Dubai verschärft Krypto-Regeln: Privacy Tokens verboten, Stablecoin-Regeln strenger

Dubai verbietet Privacy Tokens und verschärft Stablecoin-Regeln. Nur fiatgedeckte Stablecoins mit 1:1-Reserven sind erlaubt. Ziel ist die Angleichung an globale Standards und die Stärkung der Geldwäscheprävention.

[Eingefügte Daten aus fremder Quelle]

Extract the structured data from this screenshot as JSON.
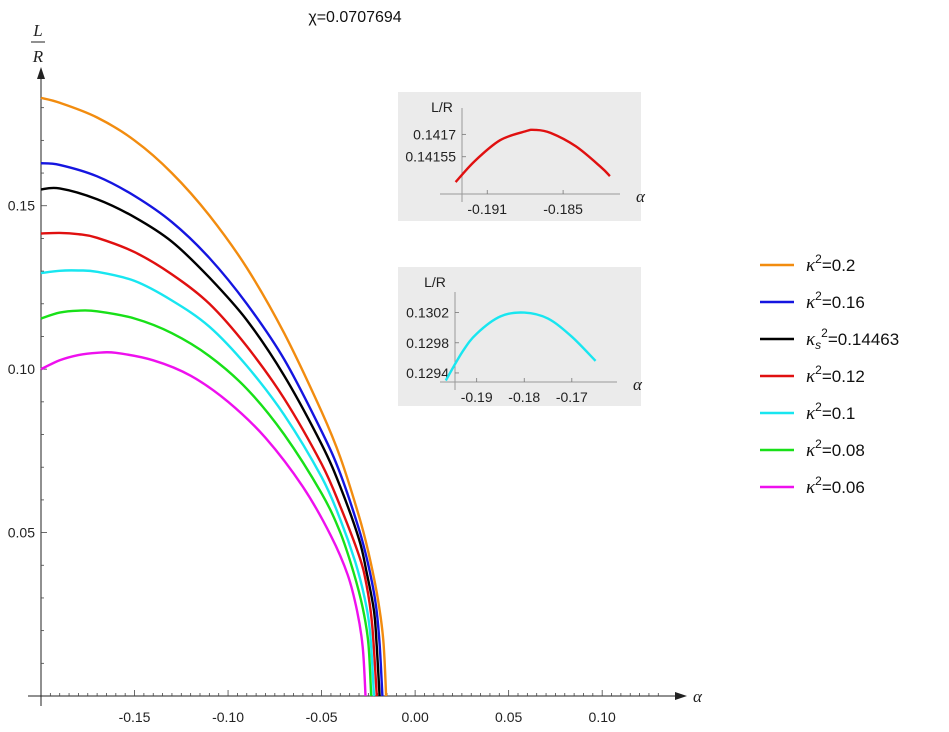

Dubai hat eine umfassende Überarbeitung seiner Kryptoregulierung vorgenommen und ein vollständiges Verbot von Privacy Tokens wie Monero und Zcash im gesamten Finanzsystem, einschließlich des Dubai International Financial Centre (DIFC), erlassen. Die neuen Vorschriften, die ab dem 12. Januar 2026 gelten, untersagen die Ausgabe, den Handel, die Verwahrung und die Bewerbung von datenschutzorientierten Kryptowährungen sowie verwandten Tools wie Mixern und Tumblers. Als Grund werden Schwierigkeiten bei der Einhaltung von Anti-Geldwäsche- und globalen Compliance-Standards genannt. Verstöße können zu erheblichen Geldstrafen und Lizenzsperren führen. Die Regulierung verschärft auch die Kontrolle über Stablecoins: Nur durch Fiat gedeckte Token mit hochwertigen liquiden Reserven werden zugelassen. Emittenten müssen 1:1-Reserven halten, unabhängige Prüfungen durchführen lassen und klare Rückzahlungsrichtlinien bieten. Algorithmische Stablecoins sind von der Stablecoin-Kategorie ausgeschlossen. Die Verantwortung für Token-Bewertungen liegt nun bei lizenzierten Unternehmen, was Dubais Kryptosektor an internationale Standards anpasst und Nachverfolgbarkeit, Verbraucherschutz und institutionelle Governance betont.